オウンドメディアの運営は、編集プロダクションが編集する外注運営型か、社員が編集者とライターを兼ねている社員運営型かのどちらかに大きく分けられます。
前者であれば編集者もライターもプロなのですが、後者では多くの場合、編集もライティングも未経験のメンバーで運営されます。

そこで、僕の出番です。
昨年までkakeruの編集長を務めていましたが、そこがまさに社員運営型でした。通常の編集長業務(編集方針の策定、運営、企画、記事チェックなど)とは別に、社員ライターへの講習も行いましたが、そこで特に力を入れて教えていたのがインタビューの作法です。

「あなたにとって◯◯とは?」絶対禁止

インタビューの作法というと「ノートパソコンを自分と相手の間に置かない」「メモは見えないように、または意図して見えるように」などいろいろあるのですが、今回は禁じ手としている質問について書きます。

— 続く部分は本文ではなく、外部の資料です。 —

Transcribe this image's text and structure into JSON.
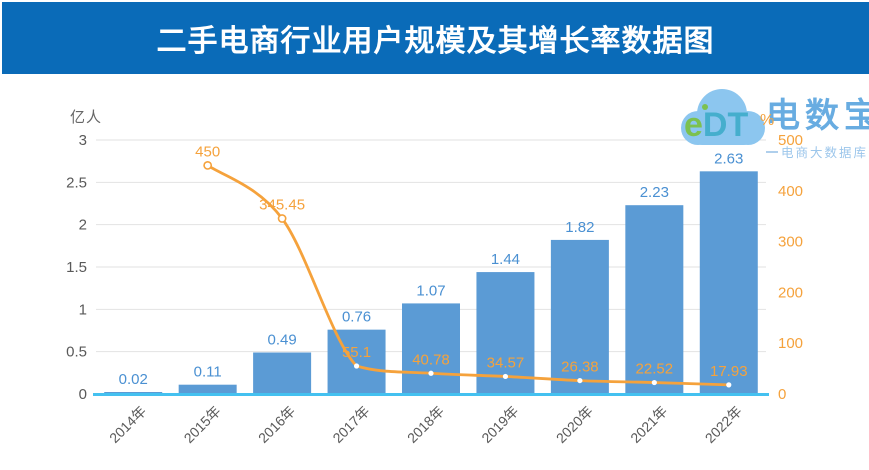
{
  "banner": {
    "bg_color": "#0A6BB8"
  },
  "logo": {
    "mark_e": "e",
    "mark_dt": "DT",
    "name": "电数宝",
    "subtitle": "电商大数据库"
  },
  "colors": {
    "banner_blue": "#0A6BB8",
    "bar_blue": "#5B9BD5",
    "bar_label_blue": "#4A90D2",
    "line_orange": "#F5A23C",
    "axis_cyan": "#44C1F0",
    "axis_text_gray": "#595959",
    "gridline_gray": "#E2E2E2"
  },
  "chart_data": {
    "type": "bar",
    "title": "二手电商行业用户规模及其增长率数据图",
    "categories": [
      "2014年",
      "2015年",
      "2016年",
      "2017年",
      "2018年",
      "2019年",
      "2020年",
      "2021年",
      "2022年"
    ],
    "bar_series": {
      "axis": "left",
      "unit": "亿人",
      "values": [
        0.02,
        0.11,
        0.49,
        0.76,
        1.07,
        1.44,
        1.82,
        2.23,
        2.63
      ],
      "labels": [
        "0.02",
        "0.11",
        "0.49",
        "0.76",
        "1.07",
        "1.44",
        "1.82",
        "2.23",
        "2.63"
      ],
      "color": "#5B9BD5",
      "label_color": "#4A90D2"
    },
    "line_series": {
      "axis": "right",
      "unit": "%",
      "values": [
        null,
        450,
        345.45,
        55.1,
        40.78,
        34.57,
        26.38,
        22.52,
        17.93
      ],
      "labels": [
        null,
        "450",
        "345.45",
        "55.1",
        "40.78",
        "34.57",
        "26.38",
        "22.52",
        "17.93"
      ],
      "color": "#F5A23C"
    },
    "left_axis": {
      "unit": "亿人",
      "ticks": [
        "3",
        "2.5",
        "2",
        "1.5",
        "1",
        "0.5",
        "0"
      ],
      "min": 0,
      "max": 3
    },
    "right_axis": {
      "unit": "%",
      "ticks": [
        "500",
        "400",
        "300",
        "200",
        "100",
        "0"
      ],
      "min": 0,
      "max": 500
    },
    "grid": true,
    "legend": false
  }
}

それが、タイトルでも書いた「あなたにとって◯◯とは?」です。

この質問はテレビのインタビューで演出としてよく使われるので、ついついしたくなってしまう気持ちも分かります。
ですが、テレビでこの質問が出る場面あくまでもプロのインタビュイー(回答者)を対象にした台本のある「演出」であって、質問を通じてインタビュイーから言葉を引き出すというインタビューの基本からは逸脱した行為です。

インタビュワーの怠慢

書面での質問・回答ではなく、インタビュワーとインタビュイーが一対一で話す理由は、こちらの質問によって相手に気づきを与え、インタビュイー自身も考えたことのなかった回答を引き出すことにあります。

それには、相手のことをよく理解してインタビューに臨み、話の流れ全体を掴みながらインタビュイー本人が気付いていない視点から質問を投げかける必要があります。
それこそがインタビュワーの仕事であると言えるでしょう。

きちんと時間をかけ、質問を工夫し、相手の心の動きを敏感に捉えながらインタビュー全体を通じて探るべき答えを、一言で聞いてしまおうとするのが「あなたにとって◯◯とは?」という質問だということです。

なので、社員ライターや新人ライター向けの講習を依頼されたときには、そのインタビューを読者にとってはもちろん、書き手にとってもインタビュイーにとっても価値あるものにするため「あなたにとって◯◯とは?」を聞くのは禁じ手だと教えるようにしています。